As far as Belarus is concerned, the country's consul in the Czech Republic, Vladzimir Kurankou said that Belarus might re-impose visa-requirement for Czech citizens as a retaliatory measure.

Korda says face fellow players

Czech tennis star Petr Korda, who has tested positive for steroid use, on Tuesday vowed to defend his title and his sporting honour at the Australian Open, which starts on Monday. Libor Kubik reports.
"I have never knowingly taken or been treated with a prohibitive substance," 31-year-old Australian Open champion said a day before the start of the Colonial Classic tune-up event at Kooyong, where he is among eight big names taking part.

"I would never try to gain an unfair advantage over my fellow players," he declared. In recent weeks, Korda has been embroiled in a drugs storm after it was revealed that he tested positive for the steroid Nandrolone last summer at Wimbledon.

He insists he has no idea how the drug got into his body. An appeals panel appointed by the International Tennis Federation agreed with his argument of innocence in the affair and did not hand down a one-year ban as prescribed under the rules.

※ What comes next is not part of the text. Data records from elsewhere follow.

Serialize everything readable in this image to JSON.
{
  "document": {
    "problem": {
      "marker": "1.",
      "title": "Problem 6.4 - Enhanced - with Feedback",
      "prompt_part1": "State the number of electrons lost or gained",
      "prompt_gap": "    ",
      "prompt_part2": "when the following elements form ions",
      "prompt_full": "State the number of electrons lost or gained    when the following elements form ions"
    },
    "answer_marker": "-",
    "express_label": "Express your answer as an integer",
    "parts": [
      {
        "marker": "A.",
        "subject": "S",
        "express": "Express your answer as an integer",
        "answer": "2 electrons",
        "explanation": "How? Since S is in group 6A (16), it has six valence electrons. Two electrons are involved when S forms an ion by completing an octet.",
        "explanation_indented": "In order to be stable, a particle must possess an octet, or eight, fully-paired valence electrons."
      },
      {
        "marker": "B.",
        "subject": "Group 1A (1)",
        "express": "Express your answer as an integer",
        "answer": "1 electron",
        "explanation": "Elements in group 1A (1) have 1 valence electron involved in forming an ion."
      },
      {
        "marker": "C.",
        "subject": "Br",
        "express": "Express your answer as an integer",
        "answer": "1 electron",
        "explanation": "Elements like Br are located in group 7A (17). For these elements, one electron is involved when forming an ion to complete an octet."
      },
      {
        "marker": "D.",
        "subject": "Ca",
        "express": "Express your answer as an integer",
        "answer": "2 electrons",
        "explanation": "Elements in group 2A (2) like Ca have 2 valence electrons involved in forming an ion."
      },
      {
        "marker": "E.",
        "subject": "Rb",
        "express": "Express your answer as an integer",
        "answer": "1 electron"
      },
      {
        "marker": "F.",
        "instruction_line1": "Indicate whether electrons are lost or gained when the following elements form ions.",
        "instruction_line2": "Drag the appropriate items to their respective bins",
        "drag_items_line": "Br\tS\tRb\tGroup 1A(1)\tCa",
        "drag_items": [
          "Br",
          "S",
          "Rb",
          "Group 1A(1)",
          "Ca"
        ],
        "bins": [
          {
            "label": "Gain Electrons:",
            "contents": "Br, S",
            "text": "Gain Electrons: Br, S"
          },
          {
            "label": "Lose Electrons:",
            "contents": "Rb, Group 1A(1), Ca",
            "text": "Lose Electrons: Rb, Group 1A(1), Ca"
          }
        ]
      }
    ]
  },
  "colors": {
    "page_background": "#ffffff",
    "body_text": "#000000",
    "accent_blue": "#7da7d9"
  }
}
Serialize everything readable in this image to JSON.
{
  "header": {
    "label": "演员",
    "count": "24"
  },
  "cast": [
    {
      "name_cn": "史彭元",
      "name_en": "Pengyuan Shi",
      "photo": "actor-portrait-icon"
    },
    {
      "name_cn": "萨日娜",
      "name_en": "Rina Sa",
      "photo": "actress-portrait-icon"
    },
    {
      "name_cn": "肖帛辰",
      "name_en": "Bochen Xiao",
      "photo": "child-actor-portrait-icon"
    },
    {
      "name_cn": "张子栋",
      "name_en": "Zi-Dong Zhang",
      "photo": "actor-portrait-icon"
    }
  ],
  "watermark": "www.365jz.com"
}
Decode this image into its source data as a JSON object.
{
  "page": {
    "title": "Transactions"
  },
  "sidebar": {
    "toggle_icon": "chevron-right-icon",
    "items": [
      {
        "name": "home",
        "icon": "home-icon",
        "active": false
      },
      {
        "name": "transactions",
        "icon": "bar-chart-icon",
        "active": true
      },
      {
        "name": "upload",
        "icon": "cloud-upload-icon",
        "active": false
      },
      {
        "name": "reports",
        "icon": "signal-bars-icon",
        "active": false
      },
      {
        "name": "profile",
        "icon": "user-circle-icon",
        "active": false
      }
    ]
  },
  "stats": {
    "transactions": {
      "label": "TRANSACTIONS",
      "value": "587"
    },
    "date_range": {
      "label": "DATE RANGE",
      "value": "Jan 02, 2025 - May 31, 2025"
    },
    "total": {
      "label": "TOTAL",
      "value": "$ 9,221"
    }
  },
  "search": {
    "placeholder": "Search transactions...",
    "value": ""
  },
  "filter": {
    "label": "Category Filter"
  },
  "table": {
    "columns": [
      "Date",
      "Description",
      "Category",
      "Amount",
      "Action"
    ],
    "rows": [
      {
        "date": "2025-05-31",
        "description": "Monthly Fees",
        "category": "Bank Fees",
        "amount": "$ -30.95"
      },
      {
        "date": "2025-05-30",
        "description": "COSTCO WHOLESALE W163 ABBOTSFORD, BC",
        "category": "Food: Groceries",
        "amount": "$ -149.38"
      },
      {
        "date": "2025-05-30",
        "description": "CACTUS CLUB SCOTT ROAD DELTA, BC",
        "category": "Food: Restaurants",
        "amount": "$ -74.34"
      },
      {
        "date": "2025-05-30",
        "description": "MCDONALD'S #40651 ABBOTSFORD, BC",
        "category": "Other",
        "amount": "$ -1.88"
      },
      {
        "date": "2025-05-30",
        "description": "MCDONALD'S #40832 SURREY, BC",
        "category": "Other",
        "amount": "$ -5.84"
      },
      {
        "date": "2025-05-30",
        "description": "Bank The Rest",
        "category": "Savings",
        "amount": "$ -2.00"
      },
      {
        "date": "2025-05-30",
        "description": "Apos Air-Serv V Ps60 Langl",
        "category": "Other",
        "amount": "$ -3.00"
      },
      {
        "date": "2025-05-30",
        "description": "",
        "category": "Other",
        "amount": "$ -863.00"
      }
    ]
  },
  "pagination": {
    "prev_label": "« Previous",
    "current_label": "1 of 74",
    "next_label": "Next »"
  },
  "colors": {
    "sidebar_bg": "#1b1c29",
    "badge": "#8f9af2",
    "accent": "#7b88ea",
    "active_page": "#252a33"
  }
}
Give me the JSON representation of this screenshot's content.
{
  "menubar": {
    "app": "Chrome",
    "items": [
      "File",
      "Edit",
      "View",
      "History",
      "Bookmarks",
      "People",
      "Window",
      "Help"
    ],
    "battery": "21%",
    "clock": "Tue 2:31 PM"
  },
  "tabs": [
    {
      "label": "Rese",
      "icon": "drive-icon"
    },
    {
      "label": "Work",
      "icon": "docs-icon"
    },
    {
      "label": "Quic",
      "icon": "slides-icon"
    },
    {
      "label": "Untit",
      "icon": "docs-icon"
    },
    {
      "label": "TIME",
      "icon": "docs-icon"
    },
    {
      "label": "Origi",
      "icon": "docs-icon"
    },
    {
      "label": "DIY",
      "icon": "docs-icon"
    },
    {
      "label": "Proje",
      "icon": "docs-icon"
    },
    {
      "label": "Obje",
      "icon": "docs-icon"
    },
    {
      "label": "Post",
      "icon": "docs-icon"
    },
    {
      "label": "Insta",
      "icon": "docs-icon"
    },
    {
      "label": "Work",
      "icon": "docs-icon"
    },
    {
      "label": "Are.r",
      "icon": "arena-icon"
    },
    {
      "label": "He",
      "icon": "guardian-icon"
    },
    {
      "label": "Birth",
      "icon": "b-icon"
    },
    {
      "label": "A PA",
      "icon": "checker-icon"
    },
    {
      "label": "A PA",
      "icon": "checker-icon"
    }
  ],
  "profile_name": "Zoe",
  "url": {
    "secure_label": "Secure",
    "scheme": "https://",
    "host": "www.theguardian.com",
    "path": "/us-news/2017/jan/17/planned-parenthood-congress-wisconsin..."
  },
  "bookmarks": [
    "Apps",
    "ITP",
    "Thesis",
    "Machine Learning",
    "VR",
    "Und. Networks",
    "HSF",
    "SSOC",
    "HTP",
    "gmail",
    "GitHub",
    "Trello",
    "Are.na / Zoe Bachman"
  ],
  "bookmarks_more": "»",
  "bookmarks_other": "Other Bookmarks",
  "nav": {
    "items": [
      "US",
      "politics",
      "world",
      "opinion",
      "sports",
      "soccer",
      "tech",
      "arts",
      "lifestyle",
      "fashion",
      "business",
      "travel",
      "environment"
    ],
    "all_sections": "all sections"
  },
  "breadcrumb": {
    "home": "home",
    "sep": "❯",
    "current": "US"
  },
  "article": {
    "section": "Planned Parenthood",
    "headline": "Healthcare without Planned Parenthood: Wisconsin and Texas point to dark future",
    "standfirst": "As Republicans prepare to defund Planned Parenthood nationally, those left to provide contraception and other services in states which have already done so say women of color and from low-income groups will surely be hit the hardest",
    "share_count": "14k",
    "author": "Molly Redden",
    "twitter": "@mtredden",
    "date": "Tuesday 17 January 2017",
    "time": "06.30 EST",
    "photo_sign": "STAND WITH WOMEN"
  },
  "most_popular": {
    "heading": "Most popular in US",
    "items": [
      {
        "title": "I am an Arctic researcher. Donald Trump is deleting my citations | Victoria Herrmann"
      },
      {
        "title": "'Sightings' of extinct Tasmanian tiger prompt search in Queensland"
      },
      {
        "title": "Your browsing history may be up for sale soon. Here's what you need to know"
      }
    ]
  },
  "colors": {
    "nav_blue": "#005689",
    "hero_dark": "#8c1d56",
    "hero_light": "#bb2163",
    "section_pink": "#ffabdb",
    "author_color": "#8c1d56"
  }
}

The Czech did lose 199 ranking points and almost 95,000 dollars prize money he earned at Wimbledon. The ITF is now taking its appeal to world sport's highest review panel, the CAS, in Switzerland, a process which could take up to three months.

Korda has been practising in Melbourne this week on the Rebound Ace. While some players including former Wimbledon winner Richard Krajicek and Jonas Bjorkman have said he should be banned, Korda received a significant gesture of friendship on Monday.

In front of banks of television cameras, former world number one Andre Agassi made a point of hitting with Korda on the Centre Court of Melbourne Park, the site of the first Grand Slam of the season which starts on Monday.

Korda said no player has told him to his face that he should miss the Australian event, his only career Grand Slam title, won last February over Chile's Marcelo Rios.